Peroxisomes and ROS Under Stress Conditions

Abstract

Peroxisomes are small, single-membrane confined organelle, appearing ubiquitously in eukaryotic organisms. Despite being simple in structure, it is a highly dynamic organelle, which caters multiple metabolic functions, essentially needed for expansion and development of plant. The metabolic pathways occurring in peroxisomes, in particular, photorespiration, catabolism of fatty acid via β-oxidation, activity of peroxisomal enzymes, dismutation of superoxide radical (O2•−), and breakdown of polyamines, generate reactive oxygen species (ROS). The genesis of ROS, particularly, hydrogen peroxide (H2O2) elevates under biotic and abiotic stress conditions, which act either as an inducer of oxidative stress or signal transducing molecules. The action of ROS is a characteristic function of their accumulated concentration in peroxisomes.

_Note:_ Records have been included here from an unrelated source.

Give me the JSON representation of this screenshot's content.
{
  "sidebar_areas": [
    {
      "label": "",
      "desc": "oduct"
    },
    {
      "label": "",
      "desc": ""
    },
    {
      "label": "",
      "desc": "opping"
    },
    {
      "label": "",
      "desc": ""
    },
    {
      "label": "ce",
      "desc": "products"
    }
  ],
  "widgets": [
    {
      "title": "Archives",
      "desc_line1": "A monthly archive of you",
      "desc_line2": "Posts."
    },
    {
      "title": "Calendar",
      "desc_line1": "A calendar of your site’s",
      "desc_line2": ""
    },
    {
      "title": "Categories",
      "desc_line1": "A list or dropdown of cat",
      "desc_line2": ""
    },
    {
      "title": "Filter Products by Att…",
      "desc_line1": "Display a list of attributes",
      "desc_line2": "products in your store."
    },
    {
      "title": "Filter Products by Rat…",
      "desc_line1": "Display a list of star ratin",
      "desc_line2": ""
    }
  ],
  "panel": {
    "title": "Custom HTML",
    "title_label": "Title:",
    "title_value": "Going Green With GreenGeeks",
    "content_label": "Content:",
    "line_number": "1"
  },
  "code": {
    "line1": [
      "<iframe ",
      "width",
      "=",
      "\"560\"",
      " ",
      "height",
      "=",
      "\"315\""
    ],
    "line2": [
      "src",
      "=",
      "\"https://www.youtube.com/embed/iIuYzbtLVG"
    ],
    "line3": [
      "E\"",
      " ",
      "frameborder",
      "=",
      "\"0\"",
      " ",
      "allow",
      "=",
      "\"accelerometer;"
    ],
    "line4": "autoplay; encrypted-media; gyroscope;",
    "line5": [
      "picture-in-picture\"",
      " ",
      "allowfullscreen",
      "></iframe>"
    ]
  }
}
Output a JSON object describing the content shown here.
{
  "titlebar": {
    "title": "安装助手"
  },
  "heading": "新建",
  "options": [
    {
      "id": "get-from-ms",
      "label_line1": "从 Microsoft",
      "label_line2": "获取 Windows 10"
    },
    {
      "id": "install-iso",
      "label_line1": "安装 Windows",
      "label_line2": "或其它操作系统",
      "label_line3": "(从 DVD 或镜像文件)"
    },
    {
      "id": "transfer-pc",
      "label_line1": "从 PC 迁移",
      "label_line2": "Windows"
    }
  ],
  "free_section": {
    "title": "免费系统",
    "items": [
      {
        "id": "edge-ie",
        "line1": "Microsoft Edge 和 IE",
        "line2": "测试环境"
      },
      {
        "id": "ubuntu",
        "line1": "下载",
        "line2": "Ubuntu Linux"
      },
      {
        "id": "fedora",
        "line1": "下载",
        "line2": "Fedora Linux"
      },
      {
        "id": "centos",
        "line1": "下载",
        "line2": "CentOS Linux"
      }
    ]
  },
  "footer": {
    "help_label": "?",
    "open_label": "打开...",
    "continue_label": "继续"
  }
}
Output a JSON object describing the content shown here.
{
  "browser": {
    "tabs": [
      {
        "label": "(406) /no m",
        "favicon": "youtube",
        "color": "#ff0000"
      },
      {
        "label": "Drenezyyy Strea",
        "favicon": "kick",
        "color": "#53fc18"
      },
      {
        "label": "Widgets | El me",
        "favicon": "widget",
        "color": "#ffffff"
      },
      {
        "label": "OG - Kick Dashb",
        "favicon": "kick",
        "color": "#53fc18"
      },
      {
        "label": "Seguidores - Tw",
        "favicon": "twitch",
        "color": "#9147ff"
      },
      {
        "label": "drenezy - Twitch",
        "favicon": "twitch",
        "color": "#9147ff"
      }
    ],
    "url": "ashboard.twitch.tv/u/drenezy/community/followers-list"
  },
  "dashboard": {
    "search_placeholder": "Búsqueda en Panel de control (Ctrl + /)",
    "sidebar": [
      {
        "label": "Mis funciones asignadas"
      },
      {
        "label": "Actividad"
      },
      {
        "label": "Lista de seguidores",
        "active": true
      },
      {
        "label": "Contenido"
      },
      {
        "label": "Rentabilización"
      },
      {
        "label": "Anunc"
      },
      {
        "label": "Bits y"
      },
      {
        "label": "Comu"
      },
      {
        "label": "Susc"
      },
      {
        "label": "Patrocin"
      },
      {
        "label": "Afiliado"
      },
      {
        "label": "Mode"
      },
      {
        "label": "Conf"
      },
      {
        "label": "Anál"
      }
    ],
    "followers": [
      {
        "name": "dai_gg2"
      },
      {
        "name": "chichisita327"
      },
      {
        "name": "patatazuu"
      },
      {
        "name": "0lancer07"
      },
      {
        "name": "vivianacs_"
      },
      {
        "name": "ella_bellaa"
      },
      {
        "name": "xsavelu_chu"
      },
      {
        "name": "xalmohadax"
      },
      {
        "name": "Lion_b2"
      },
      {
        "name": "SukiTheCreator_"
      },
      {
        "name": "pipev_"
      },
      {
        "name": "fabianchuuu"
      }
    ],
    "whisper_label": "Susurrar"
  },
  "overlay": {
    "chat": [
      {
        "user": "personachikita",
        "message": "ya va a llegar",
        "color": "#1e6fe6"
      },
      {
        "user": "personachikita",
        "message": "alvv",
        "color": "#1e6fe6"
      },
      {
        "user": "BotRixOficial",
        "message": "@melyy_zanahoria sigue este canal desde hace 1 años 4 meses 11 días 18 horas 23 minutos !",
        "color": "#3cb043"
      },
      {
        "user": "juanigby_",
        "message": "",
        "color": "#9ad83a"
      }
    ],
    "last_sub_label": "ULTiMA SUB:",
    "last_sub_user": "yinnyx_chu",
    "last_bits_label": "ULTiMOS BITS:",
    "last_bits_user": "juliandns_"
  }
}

The presence of ROS in excess induces post-translational modification of biomolecules which damage their structure and alter the function. The cell however is equipped with antioxidants, which include an array of enzymes and non-enzymatic molecules, quenching excess ROS, which aid in maintaining cellular redox homeostasis. Catalase is the prime enzymatic antioxidant present in peroxisomes, which scavenges excess H2O2, attenuating their accumulation in the organelle. The low concentration of ROS, specifically, H2O2 mediates retrograde signaling under stress conditions. The H2O2 diffuses out into the cytosol and alters expression of various nuclear gene, eventually leading to stress tolerance. A clear understanding of mechanisms occurring within plant cells is essential to improve crop production under stress. We summarize the knowledge pertaining to ROS metabolism in plant peroxisomes under unfavorable conditions to improve the understanding. A better insight into the ROS metabolism in peroxisomes provides avenues for future research to safeguard crop production under changing climatic conditions.